Turns out, those playing offense were paid more than those playing defense. The underpaid hockey players sprung into action, scoring significantly more goals in an attempt to boost their earnings. But by prioritizing offense, they focused less on the defense, allowing their competition to score more goals than they themselves were scoring. On the whole, team performance suffered.
As a result of feeling undervalued, Flynn suggests, the defensive players rushed to prioritize the visible, more measurable part of their job—scoring—even at the expense of their team.
This, he says, demonstrates that workers respond to perceived unfairness not by withholding effort—or, to use the term du jour, quiet quitting—but rather by shifting their effort to better align with what pays more.
In the season leading up to the 1990 salary disclosure, overall team payroll didn’t correlate with team performance at all. But in the season following it, “payroll and performance became immediately and permanently linked, with higher-paying teams consistently outperforming lower-paying ones,” Flynn wrote.

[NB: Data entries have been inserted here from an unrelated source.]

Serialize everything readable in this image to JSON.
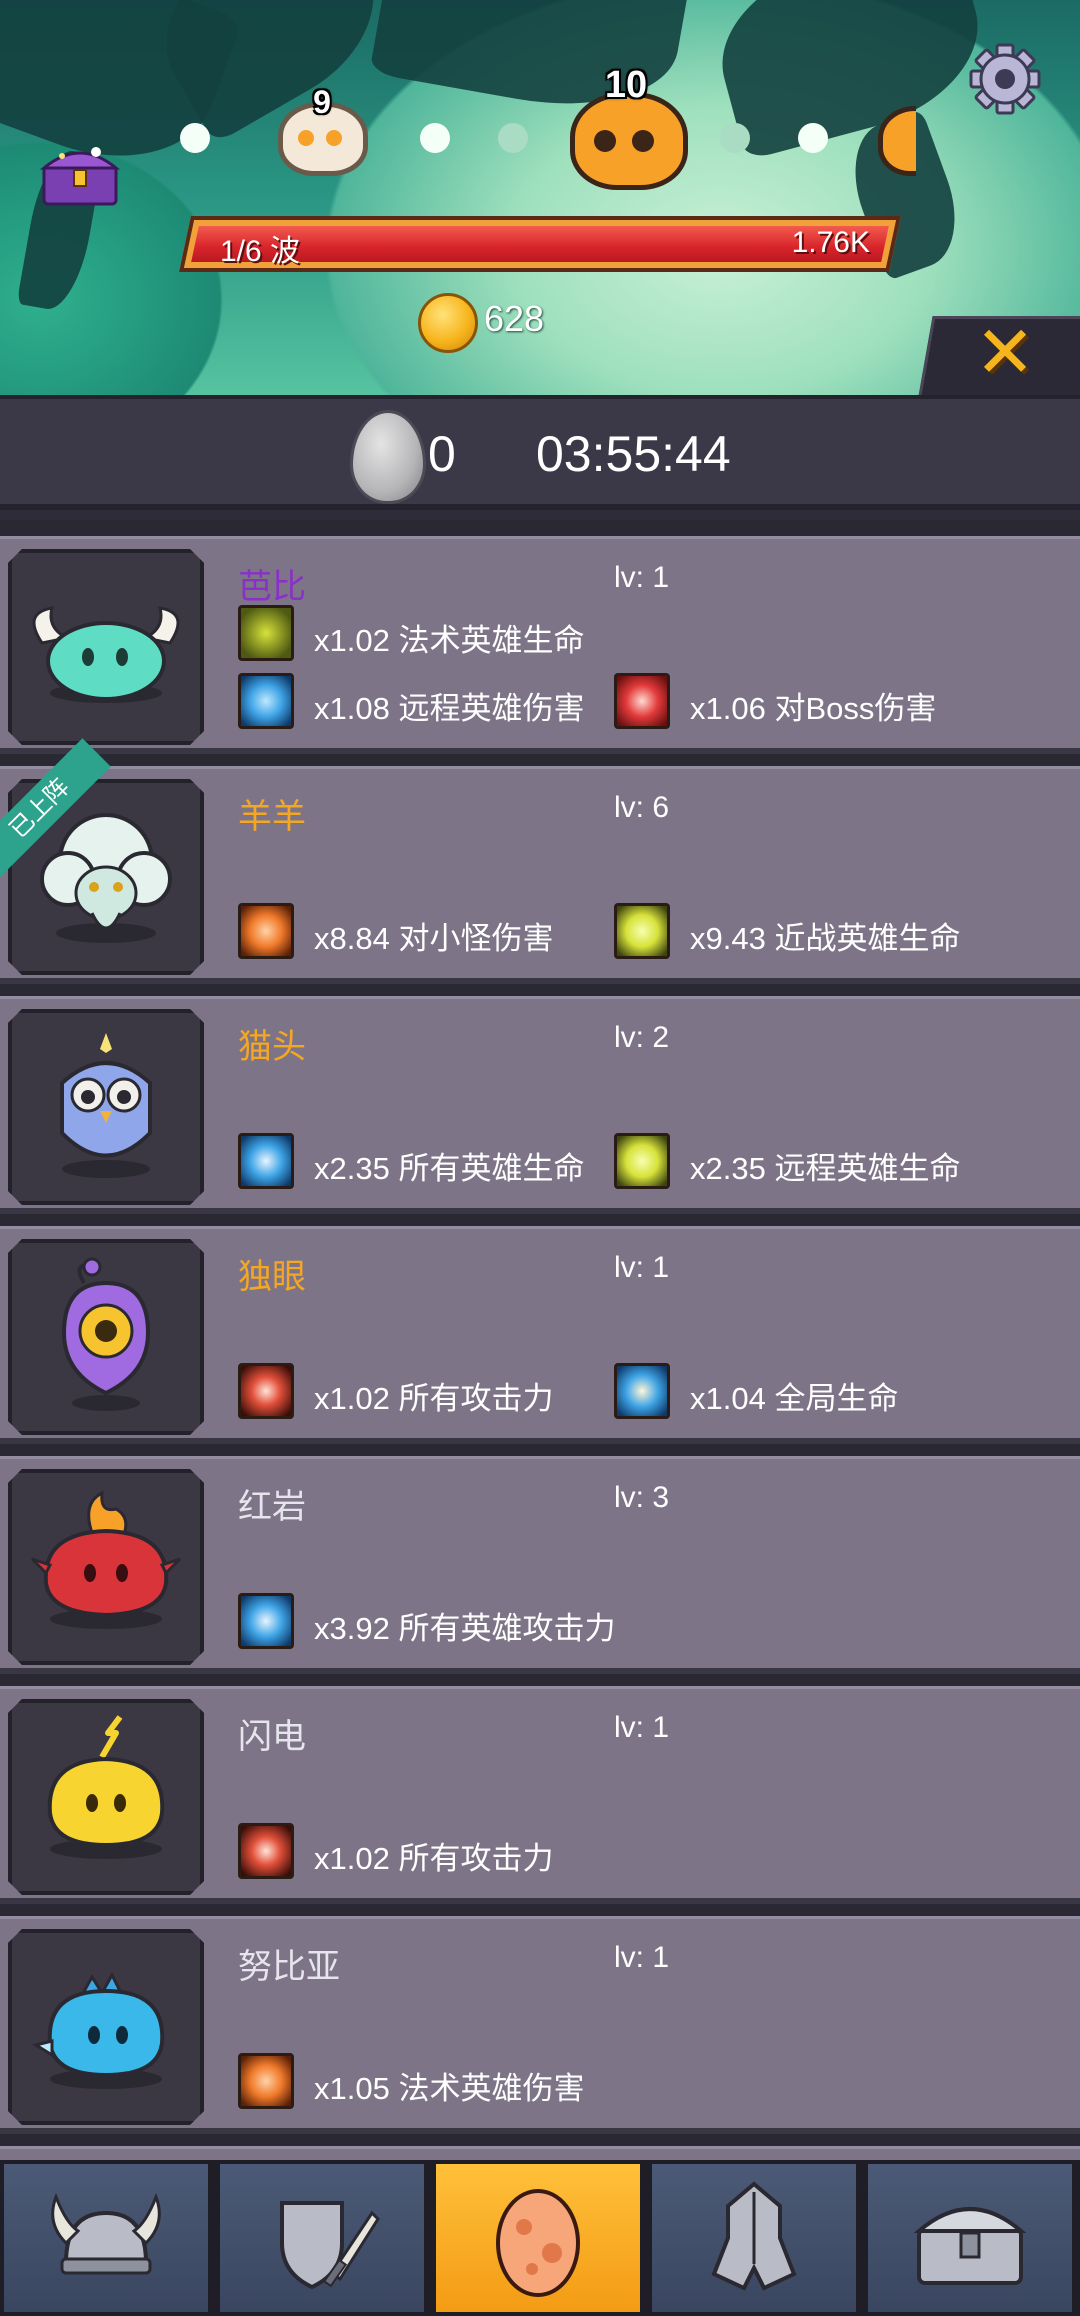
{
  "stages": {
    "left": "9",
    "current": "10"
  },
  "wave": {
    "label": "1/6 波",
    "hp": "1.76K"
  },
  "coins": "628",
  "eggs": {
    "count": "0",
    "timer": "03:55:44"
  },
  "deployed_tag": "已上阵",
  "pets": [
    {
      "name": "芭比",
      "name_color": "#8b2fc9",
      "level": "lv: 1",
      "buffs": [
        {
          "text": "x1.02 法术英雄生命",
          "icon": "magic-hero-health-icon",
          "color": "#d7e23a"
        },
        {
          "text": "x1.08 远程英雄伤害",
          "icon": "ranged-hero-damage-icon",
          "color": "#3fa4e6"
        },
        {
          "text": "x1.06 对Boss伤害",
          "icon": "boss-damage-icon",
          "color": "#e23a3a"
        }
      ]
    },
    {
      "name": "羊羊",
      "name_color": "#f5a623",
      "level": "lv: 6",
      "buffs": [
        {
          "text": "x8.84 对小怪伤害",
          "icon": "minion-damage-icon",
          "color": "#f07a2a"
        },
        {
          "text": "x9.43 近战英雄生命",
          "icon": "melee-hero-health-icon",
          "color": "#d7e23a"
        }
      ]
    },
    {
      "name": "猫头",
      "name_color": "#f5a623",
      "level": "lv: 2",
      "buffs": [
        {
          "text": "x2.35 所有英雄生命",
          "icon": "all-heroes-health-icon",
          "color": "#3fa4e6"
        },
        {
          "text": "x2.35 远程英雄生命",
          "icon": "ranged-hero-health-icon",
          "color": "#d7e23a"
        }
      ]
    },
    {
      "name": "独眼",
      "name_color": "#f5a623",
      "level": "lv: 1",
      "buffs": [
        {
          "text": "x1.02 所有攻击力",
          "icon": "all-attack-icon",
          "color": "#e23a3a"
        },
        {
          "text": "x1.04 全局生命",
          "icon": "global-health-icon",
          "color": "#3fa4e6"
        }
      ]
    },
    {
      "name": "红岩",
      "name_color": "#e6e4ec",
      "level": "lv: 3",
      "buffs": [
        {
          "text": "x3.92 所有英雄攻击力",
          "icon": "all-heroes-attack-icon",
          "color": "#3fa4e6"
        }
      ]
    },
    {
      "name": "闪电",
      "name_color": "#e6e4ec",
      "level": "lv: 1",
      "buffs": [
        {
          "text": "x1.02 所有攻击力",
          "icon": "all-attack-icon",
          "color": "#e23a3a"
        }
      ]
    },
    {
      "name": "努比亚",
      "name_color": "#e6e4ec",
      "level": "lv: 1",
      "buffs": [
        {
          "text": "x1.05 法术英雄伤害",
          "icon": "magic-hero-damage-icon",
          "color": "#f07a2a"
        }
      ]
    }
  ]
}
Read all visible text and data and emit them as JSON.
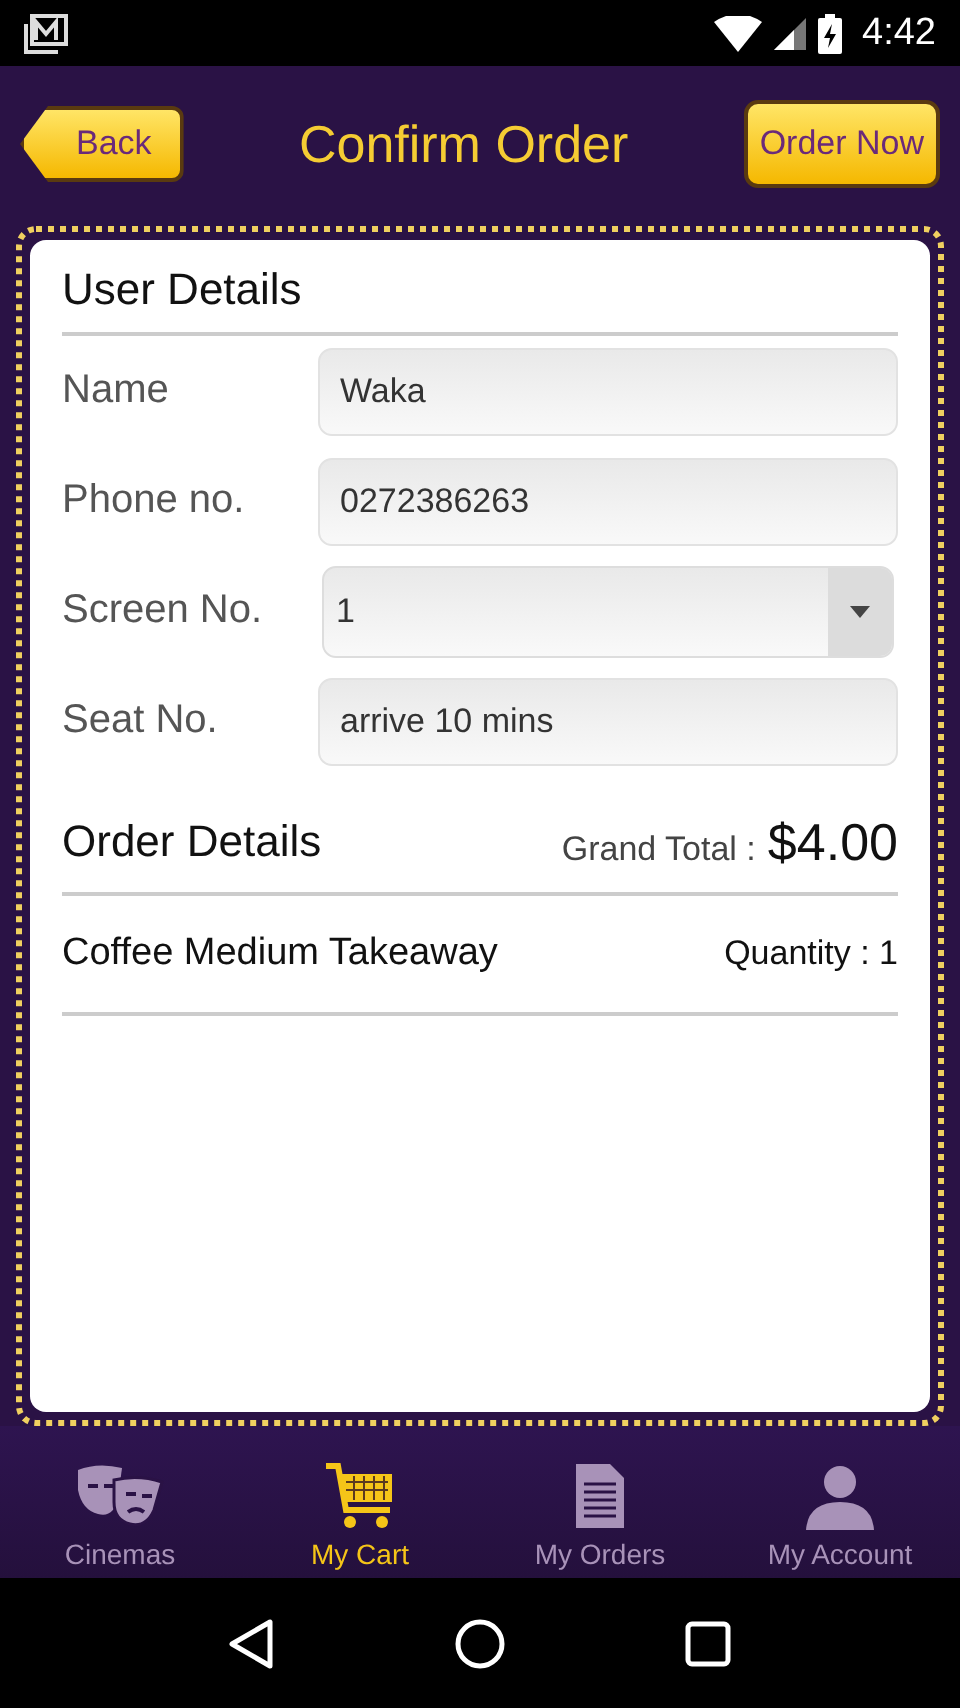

That relationship became less pronounced over time, which Flynn chalks up to owners’ likely decision to address the discrepancies. Underpaid players, he says, were also able to negotiate a new contract. But the study finds the pay-performance correlation has remained significant ever since.
Why workers love transparency—and bosses hate it
Keeping tight-lipped about income, whether or not your office is an ice rink, really only helps bosses and hurts underrepresented groups most. According to the National Women’s Law Center, a woman who begins a full-time career today is set to miss out on $417,400 during her 40-year career. If you’re a woman of color, you stand to lose out even more.
A wide body of research beyond Flynn’s backs up the tangible benefits of pay transparency. Researchers at the University of Utah’s Eccles School of Business tracked the wages and productivity of nearly 100,000 U.S. academics for twenty years and discovered that sharing salaries “substantially reduces the gender pay gap [and] other forms of pay inequity.”
When higher ed institutions increased wage transparency, the gender pay gap among academics dropped by up to 50%. The Utah researchers call the sudden reveal of pay information—like that at the Gazette—“transparency shocks,” which they say substantially alters pay.
Companies that pay their workers low wages, Flynn writes in his conclusion, “have a strong incentive to keep salary information secret, while higher-paying firms could benefit from policies designed to increase salary transparency.”
Should salaries be disclosed, or otherwise become public, short-changing firms are stuck with little choice but to pay up, lest their team crater entirely. Good thing, then, that more officials in states like Colorado and Washington and cities like New York all have voted for laws that would require job postings to list a salary range.
Paying up amid greater salary transparency will only stand to boost morale and team performance. On the ice in the early 1990s, for instance, Flynn writes that players who got a big raise upped their efforts to maximize performance for the whole team—not just themselves.